Without the money to begin construction, the idea sat on the back
burner for fifteen years, until the summer of 1988 when things began
to take shape. Bill hired family members to begin constructing the
steel domes, and hired earth moving equipment to remove the top of the
hill. The domes were created by erecting a number of vertical steel
trusses in a circle and connecting them with 3/8" steel rods
spaced at 8-inch intervals. Vertical rods were then welded between the
trusses to form a grid of 8-inch squares. The next summer a concrete
pad was poured with rubber tubing laid throughout for in-floor
heating. The steel frames were moved into position, connected together
and covered in expanded metal lath.
Once the metal frame was completely covered, Gunnite concrete was
sprayed over the entire interior surface, and trawled smooth. The
inside layer was concrete mixed with marble powder to form a smooth
white surface. The exterior of the house was covered in a waterproof
tar and buried in dry sand. A membrane layer of rubber sheeting was
placed over the entire area to act as an umbrella to keep the sand
mass dry. The sand mass is crisscrossed with air ducts that circulate
warm air from the solariums located at either end of the house.
Topsoil was then replaced overtop of the membrane, covered with grass
seed and gardens and now must be mowed on a regular basis.
Building an underground dwelling of this type poses a whole new set
of challenges. The design must be well thought out in advance because
any changes would be difficult or impossible once the earth was
replaced. Upgrades for things like phone, cable and power must be in
place at the time of building. Square furniture and appliances do not
fit in a round room, there are no corners to stick lamps, and hanging
pictures is tricky. All of these obstacles were overcome with
ingenuity and creativity.
Each room has buried conduit, through which wires can be passed,
connecting it to the other rooms and the utility room. The arched
doors were all hand made by Richard VanHeuvelan, as well as the
cupboards, desks and countertops, to fit in with the curved walls.
Four Seasons Solariums originally used on either end of the house have
been replaced with energy efficient stud and drywall rooms with large
bay windows. Furniture for the living room was created by Wolf Meuller
of Curved Space in Toronto and fits in perfectly with the
elliptical architecture.
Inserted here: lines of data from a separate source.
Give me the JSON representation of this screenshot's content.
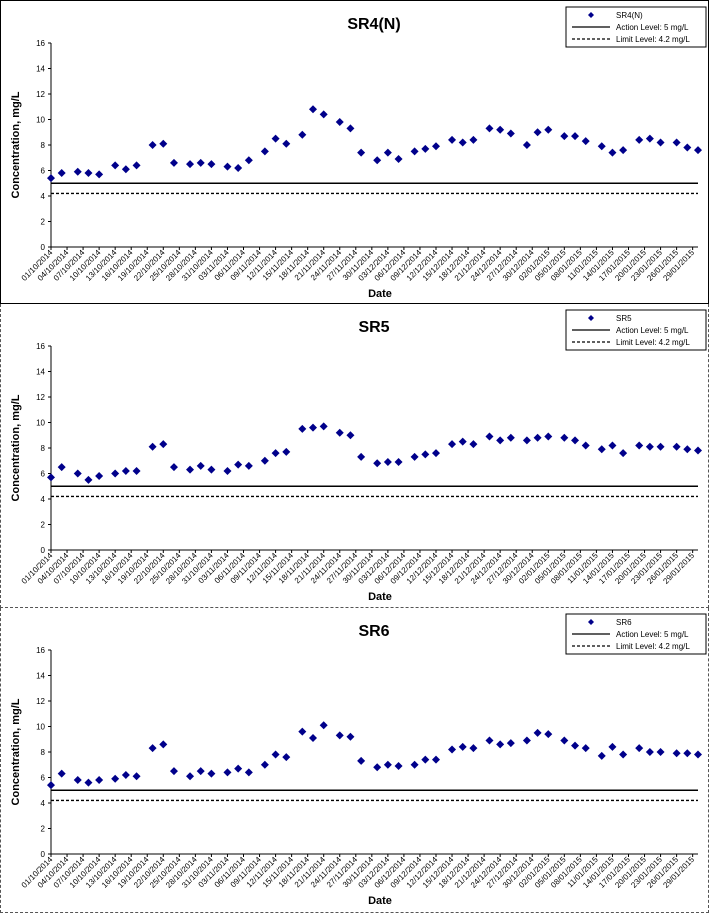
{
  "chart_data": [
    {
      "type": "scatter",
      "title": "SR4(N)",
      "xlabel": "Date",
      "ylabel": "Concentration, mg/L",
      "ylim": [
        0,
        16
      ],
      "yticks": [
        0,
        2,
        4,
        6,
        8,
        10,
        12,
        14,
        16
      ],
      "xlim": [
        "2014-10-01",
        "2015-01-30"
      ],
      "x_tick_labels": [
        "01/10/2014",
        "04/10/2014",
        "07/10/2014",
        "10/10/2014",
        "13/10/2014",
        "16/10/2014",
        "19/10/2014",
        "22/10/2014",
        "25/10/2014",
        "28/10/2014",
        "31/10/2014",
        "03/11/2014",
        "06/11/2014",
        "09/11/2014",
        "12/11/2014",
        "15/11/2014",
        "18/11/2014",
        "21/11/2014",
        "24/11/2014",
        "27/11/2014",
        "30/11/2014",
        "03/12/2014",
        "06/12/2014",
        "09/12/2014",
        "12/12/2014",
        "15/12/2014",
        "18/12/2014",
        "21/12/2014",
        "24/12/2014",
        "27/12/2014",
        "30/12/2014",
        "02/01/2015",
        "05/01/2015",
        "08/01/2015",
        "11/01/2015",
        "14/01/2015",
        "17/01/2015",
        "20/01/2015",
        "23/01/2015",
        "26/01/2015",
        "29/01/2015"
      ],
      "grid": false,
      "legend": "top-right",
      "series": [
        {
          "name": "SR4(N)",
          "marker": "diamond",
          "color": "#00008B",
          "x": [
            "2014-10-01",
            "2014-10-03",
            "2014-10-06",
            "2014-10-08",
            "2014-10-10",
            "2014-10-13",
            "2014-10-15",
            "2014-10-17",
            "2014-10-20",
            "2014-10-22",
            "2014-10-24",
            "2014-10-27",
            "2014-10-29",
            "2014-10-31",
            "2014-11-03",
            "2014-11-05",
            "2014-11-07",
            "2014-11-10",
            "2014-11-12",
            "2014-11-14",
            "2014-11-17",
            "2014-11-19",
            "2014-11-21",
            "2014-11-24",
            "2014-11-26",
            "2014-11-28",
            "2014-12-01",
            "2014-12-03",
            "2014-12-05",
            "2014-12-08",
            "2014-12-10",
            "2014-12-12",
            "2014-12-15",
            "2014-12-17",
            "2014-12-19",
            "2014-12-22",
            "2014-12-24",
            "2014-12-26",
            "2014-12-29",
            "2014-12-31",
            "2015-01-02",
            "2015-01-05",
            "2015-01-07",
            "2015-01-09",
            "2015-01-12",
            "2015-01-14",
            "2015-01-16",
            "2015-01-19",
            "2015-01-21",
            "2015-01-23",
            "2015-01-26",
            "2015-01-28",
            "2015-01-30"
          ],
          "y": [
            5.4,
            5.8,
            5.9,
            5.8,
            5.7,
            6.4,
            6.1,
            6.4,
            8.0,
            8.1,
            6.6,
            6.5,
            6.6,
            6.5,
            6.3,
            6.2,
            6.8,
            7.5,
            8.5,
            8.1,
            8.8,
            10.8,
            10.4,
            9.8,
            9.3,
            7.4,
            6.8,
            7.4,
            6.9,
            7.5,
            7.7,
            7.9,
            8.4,
            8.2,
            8.4,
            9.3,
            9.2,
            8.9,
            8.0,
            9.0,
            9.2,
            8.7,
            8.7,
            8.3,
            7.9,
            7.4,
            7.6,
            8.4,
            8.5,
            8.2,
            8.2,
            7.8,
            7.6
          ]
        },
        {
          "name": "Action Level: 5 mg/L",
          "line": "solid",
          "color": "#000000",
          "y_const": 5
        },
        {
          "name": "Limit Level: 4.2 mg/L",
          "line": "dashed",
          "color": "#000000",
          "y_const": 4.2
        }
      ]
    },
    {
      "type": "scatter",
      "title": "SR5",
      "xlabel": "Date",
      "ylabel": "Concentration, mg/L",
      "ylim": [
        0,
        16
      ],
      "yticks": [
        0,
        2,
        4,
        6,
        8,
        10,
        12,
        14,
        16
      ],
      "xlim": [
        "2014-10-01",
        "2015-01-30"
      ],
      "x_tick_labels": [
        "01/10/2014",
        "04/10/2014",
        "07/10/2014",
        "10/10/2014",
        "13/10/2014",
        "16/10/2014",
        "19/10/2014",
        "22/10/2014",
        "25/10/2014",
        "28/10/2014",
        "31/10/2014",
        "03/11/2014",
        "06/11/2014",
        "09/11/2014",
        "12/11/2014",
        "15/11/2014",
        "18/11/2014",
        "21/11/2014",
        "24/11/2014",
        "27/11/2014",
        "30/11/2014",
        "03/12/2014",
        "06/12/2014",
        "09/12/2014",
        "12/12/2014",
        "15/12/2014",
        "18/12/2014",
        "21/12/2014",
        "24/12/2014",
        "27/12/2014",
        "30/12/2014",
        "02/01/2015",
        "05/01/2015",
        "08/01/2015",
        "11/01/2015",
        "14/01/2015",
        "17/01/2015",
        "20/01/2015",
        "23/01/2015",
        "26/01/2015",
        "29/01/2015"
      ],
      "grid": false,
      "legend": "top-right",
      "series": [
        {
          "name": "SR5",
          "marker": "diamond",
          "color": "#00008B",
          "x": [
            "2014-10-01",
            "2014-10-03",
            "2014-10-06",
            "2014-10-08",
            "2014-10-10",
            "2014-10-13",
            "2014-10-15",
            "2014-10-17",
            "2014-10-20",
            "2014-10-22",
            "2014-10-24",
            "2014-10-27",
            "2014-10-29",
            "2014-10-31",
            "2014-11-03",
            "2014-11-05",
            "2014-11-07",
            "2014-11-10",
            "2014-11-12",
            "2014-11-14",
            "2014-11-17",
            "2014-11-19",
            "2014-11-21",
            "2014-11-24",
            "2014-11-26",
            "2014-11-28",
            "2014-12-01",
            "2014-12-03",
            "2014-12-05",
            "2014-12-08",
            "2014-12-10",
            "2014-12-12",
            "2014-12-15",
            "2014-12-17",
            "2014-12-19",
            "2014-12-22",
            "2014-12-24",
            "2014-12-26",
            "2014-12-29",
            "2014-12-31",
            "2015-01-02",
            "2015-01-05",
            "2015-01-07",
            "2015-01-09",
            "2015-01-12",
            "2015-01-14",
            "2015-01-16",
            "2015-01-19",
            "2015-01-21",
            "2015-01-23",
            "2015-01-26",
            "2015-01-28",
            "2015-01-30"
          ],
          "y": [
            5.7,
            6.5,
            6.0,
            5.5,
            5.8,
            6.0,
            6.2,
            6.2,
            8.1,
            8.3,
            6.5,
            6.3,
            6.6,
            6.3,
            6.2,
            6.7,
            6.6,
            7.0,
            7.6,
            7.7,
            9.5,
            9.6,
            9.7,
            9.2,
            9.0,
            7.3,
            6.8,
            6.9,
            6.9,
            7.3,
            7.5,
            7.6,
            8.3,
            8.5,
            8.3,
            8.9,
            8.6,
            8.8,
            8.6,
            8.8,
            8.9,
            8.8,
            8.6,
            8.2,
            7.9,
            8.2,
            7.6,
            8.2,
            8.1,
            8.1,
            8.1,
            7.9,
            7.8
          ]
        },
        {
          "name": "Action Level: 5 mg/L",
          "line": "solid",
          "color": "#000000",
          "y_const": 5
        },
        {
          "name": "Limit Level: 4.2 mg/L",
          "line": "dashed",
          "color": "#000000",
          "y_const": 4.2
        }
      ]
    },
    {
      "type": "scatter",
      "title": "SR6",
      "xlabel": "Date",
      "ylabel": "Concentration, mg/L",
      "ylim": [
        0,
        16
      ],
      "yticks": [
        0,
        2,
        4,
        6,
        8,
        10,
        12,
        14,
        16
      ],
      "xlim": [
        "2014-10-01",
        "2015-01-30"
      ],
      "x_tick_labels": [
        "01/10/2014",
        "04/10/2014",
        "07/10/2014",
        "10/10/2014",
        "13/10/2014",
        "16/10/2014",
        "19/10/2014",
        "22/10/2014",
        "25/10/2014",
        "28/10/2014",
        "31/10/2014",
        "03/11/2014",
        "06/11/2014",
        "09/11/2014",
        "12/11/2014",
        "15/11/2014",
        "18/11/2014",
        "21/11/2014",
        "24/11/2014",
        "27/11/2014",
        "30/11/2014",
        "03/12/2014",
        "06/12/2014",
        "09/12/2014",
        "12/12/2014",
        "15/12/2014",
        "18/12/2014",
        "21/12/2014",
        "24/12/2014",
        "27/12/2014",
        "30/12/2014",
        "02/01/2015",
        "05/01/2015",
        "08/01/2015",
        "11/01/2015",
        "14/01/2015",
        "17/01/2015",
        "20/01/2015",
        "23/01/2015",
        "26/01/2015",
        "29/01/2015"
      ],
      "grid": false,
      "legend": "top-right",
      "series": [
        {
          "name": "SR6",
          "marker": "diamond",
          "color": "#00008B",
          "x": [
            "2014-10-01",
            "2014-10-03",
            "2014-10-06",
            "2014-10-08",
            "2014-10-10",
            "2014-10-13",
            "2014-10-15",
            "2014-10-17",
            "2014-10-20",
            "2014-10-22",
            "2014-10-24",
            "2014-10-27",
            "2014-10-29",
            "2014-10-31",
            "2014-11-03",
            "2014-11-05",
            "2014-11-07",
            "2014-11-10",
            "2014-11-12",
            "2014-11-14",
            "2014-11-17",
            "2014-11-19",
            "2014-11-21",
            "2014-11-24",
            "2014-11-26",
            "2014-11-28",
            "2014-12-01",
            "2014-12-03",
            "2014-12-05",
            "2014-12-08",
            "2014-12-10",
            "2014-12-12",
            "2014-12-15",
            "2014-12-17",
            "2014-12-19",
            "2014-12-22",
            "2014-12-24",
            "2014-12-26",
            "2014-12-29",
            "2014-12-31",
            "2015-01-02",
            "2015-01-05",
            "2015-01-07",
            "2015-01-09",
            "2015-01-12",
            "2015-01-14",
            "2015-01-16",
            "2015-01-19",
            "2015-01-21",
            "2015-01-23",
            "2015-01-26",
            "2015-01-28",
            "2015-01-30"
          ],
          "y": [
            5.4,
            6.3,
            5.8,
            5.6,
            5.8,
            5.9,
            6.2,
            6.1,
            8.3,
            8.6,
            6.5,
            6.1,
            6.5,
            6.3,
            6.4,
            6.7,
            6.4,
            7.0,
            7.8,
            7.6,
            9.6,
            9.1,
            10.1,
            9.3,
            9.2,
            7.3,
            6.8,
            7.0,
            6.9,
            7.0,
            7.4,
            7.4,
            8.2,
            8.4,
            8.3,
            8.9,
            8.6,
            8.7,
            8.9,
            9.5,
            9.4,
            8.9,
            8.5,
            8.3,
            7.7,
            8.4,
            7.8,
            8.3,
            8.0,
            8.0,
            7.9,
            7.9,
            7.8
          ]
        },
        {
          "name": "Action Level: 5 mg/L",
          "line": "solid",
          "color": "#000000",
          "y_const": 5
        },
        {
          "name": "Limit Level: 4.2 mg/L",
          "line": "dashed",
          "color": "#000000",
          "y_const": 4.2
        }
      ]
    }
  ]
}
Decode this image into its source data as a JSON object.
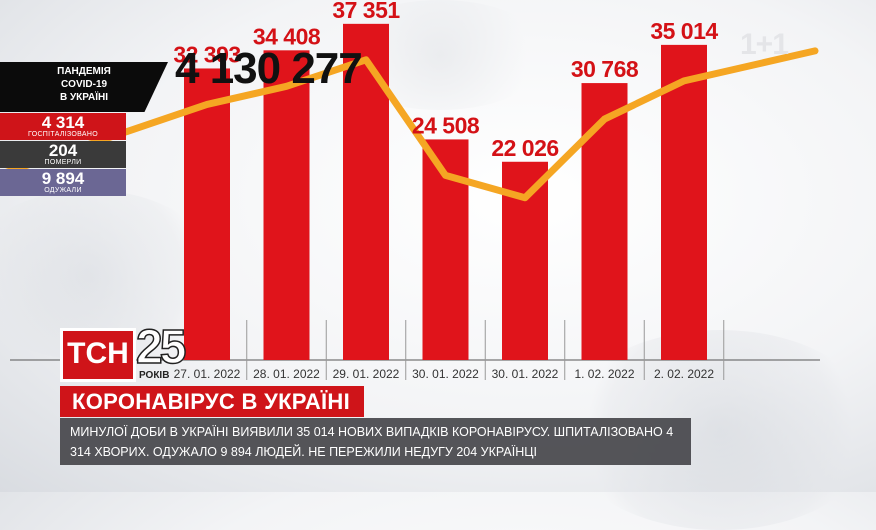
{
  "total_cases": "4 130 277",
  "panel": {
    "title_line1": "ПАНДЕМІЯ",
    "title_line2": "COVID-19",
    "title_line3": "В УКРАЇНІ",
    "hospitalized_value": "4 314",
    "hospitalized_label": "ГОСПІТАЛІЗОВАНО",
    "deaths_value": "204",
    "deaths_label": "ПОМЕРЛИ",
    "recovered_value": "9 894",
    "recovered_label": "ОДУЖАЛИ"
  },
  "channel": {
    "watermark": "1+1",
    "logo": "ТСН",
    "years_number": "25",
    "years_word": "РОКІВ"
  },
  "headline": "КОРОНАВІРУС В УКРАЇНІ",
  "ticker_text": "МИНУЛОЇ ДОБИ В УКРАЇНІ ВИЯВИЛИ 35 014 НОВИХ ВИПАДКІВ КОРОНАВІРУСУ. ШПИТАЛІЗОВАНО 4 314 ХВОРИХ. ОДУЖАЛО 9 894 ЛЮДЕЙ. НЕ ПЕРЕЖИЛИ НЕДУГУ 204 УКРАЇНЦІ",
  "colors": {
    "bar": "#e0141b",
    "trend": "#f5a623",
    "accent": "#cf1419"
  },
  "chart_data": {
    "type": "bar",
    "categories": [
      "27. 01. 2022",
      "28. 01. 2022",
      "29. 01. 2022",
      "30. 01. 2022",
      "30. 01. 2022",
      "1. 02. 2022",
      "2. 02. 2022"
    ],
    "values": [
      32393,
      34408,
      37351,
      24508,
      22026,
      30768,
      35014
    ],
    "value_labels": [
      "32 393",
      "34 408",
      "37 351",
      "24 508",
      "22 026",
      "30 768",
      "35 014"
    ],
    "ylim": [
      0,
      40000
    ],
    "grid": false,
    "trend_line": true
  }
}
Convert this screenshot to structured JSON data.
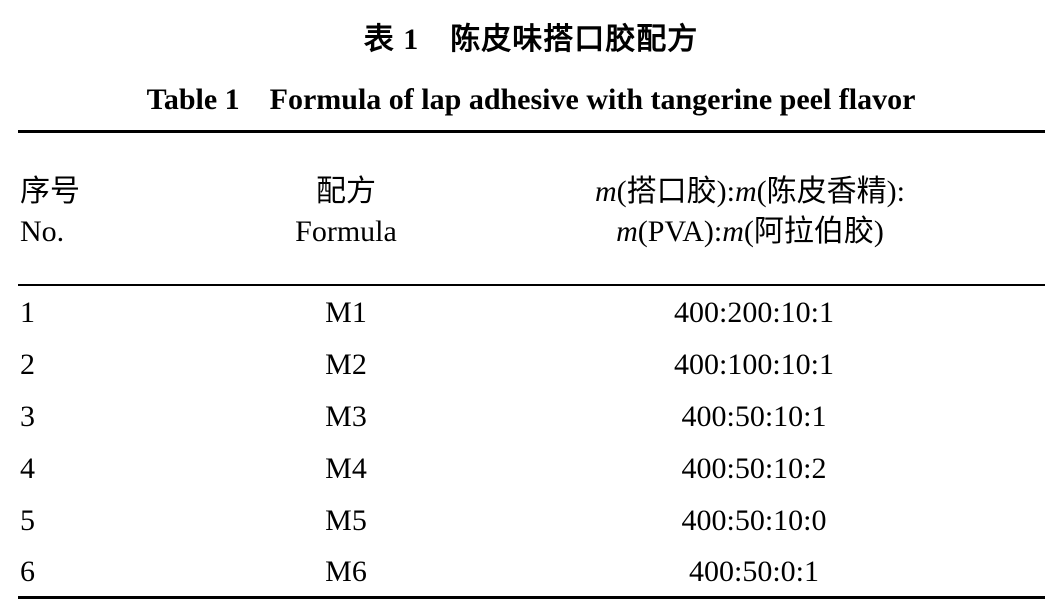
{
  "caption": {
    "cn": "表 1　陈皮味搭口胶配方",
    "en": "Table 1　Formula of lap adhesive with tangerine peel flavor"
  },
  "table": {
    "headers": {
      "no_cn": "序号",
      "no_en": "No.",
      "formula_cn": "配方",
      "formula_en": "Formula",
      "ratio_line1_m1": "m",
      "ratio_line1_a": "(搭口胶):",
      "ratio_line1_m2": "m",
      "ratio_line1_b": "(陈皮香精):",
      "ratio_line2_m1": "m",
      "ratio_line2_a": "(PVA):",
      "ratio_line2_m2": "m",
      "ratio_line2_b": "(阿拉伯胶)"
    },
    "rows": [
      {
        "no": "1",
        "formula": "M1",
        "ratio": "400:200:10:1"
      },
      {
        "no": "2",
        "formula": "M2",
        "ratio": "400:100:10:1"
      },
      {
        "no": "3",
        "formula": "M3",
        "ratio": "400:50:10:1"
      },
      {
        "no": "4",
        "formula": "M4",
        "ratio": "400:50:10:2"
      },
      {
        "no": "5",
        "formula": "M5",
        "ratio": "400:50:10:0"
      },
      {
        "no": "6",
        "formula": "M6",
        "ratio": "400:50:0:1"
      }
    ]
  }
}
Even the refrigerator is round, it rises from
the countertop at the touch of a button, like the one in Fly Away
Pop Up Refrigerator
At the time of writing the house has been in use for
over thirteen years. There have been surprisingly few problems for a
design so radical, and the next designs will be even better. People
are always amazed when they come in for the first time at the sense of
space and amount of light created by the overhead skylights; some
people have to be taken up on the roof (hill) to see that the house is
actually underground. Because the house is on top of a hill, the North
solarium affords an excellent view of the valley and Lake Scugog in
This unique home situated in Blackstock, Ontario, has
been featured in several magazines including the first issue of Ikea's
Space, as well as Harrowsmith and Canadian Architect.
The home also has had it's share of televised media from around the
world and was featured in the CBC's Life and Times special on
Bill and the cable show Weird Homes.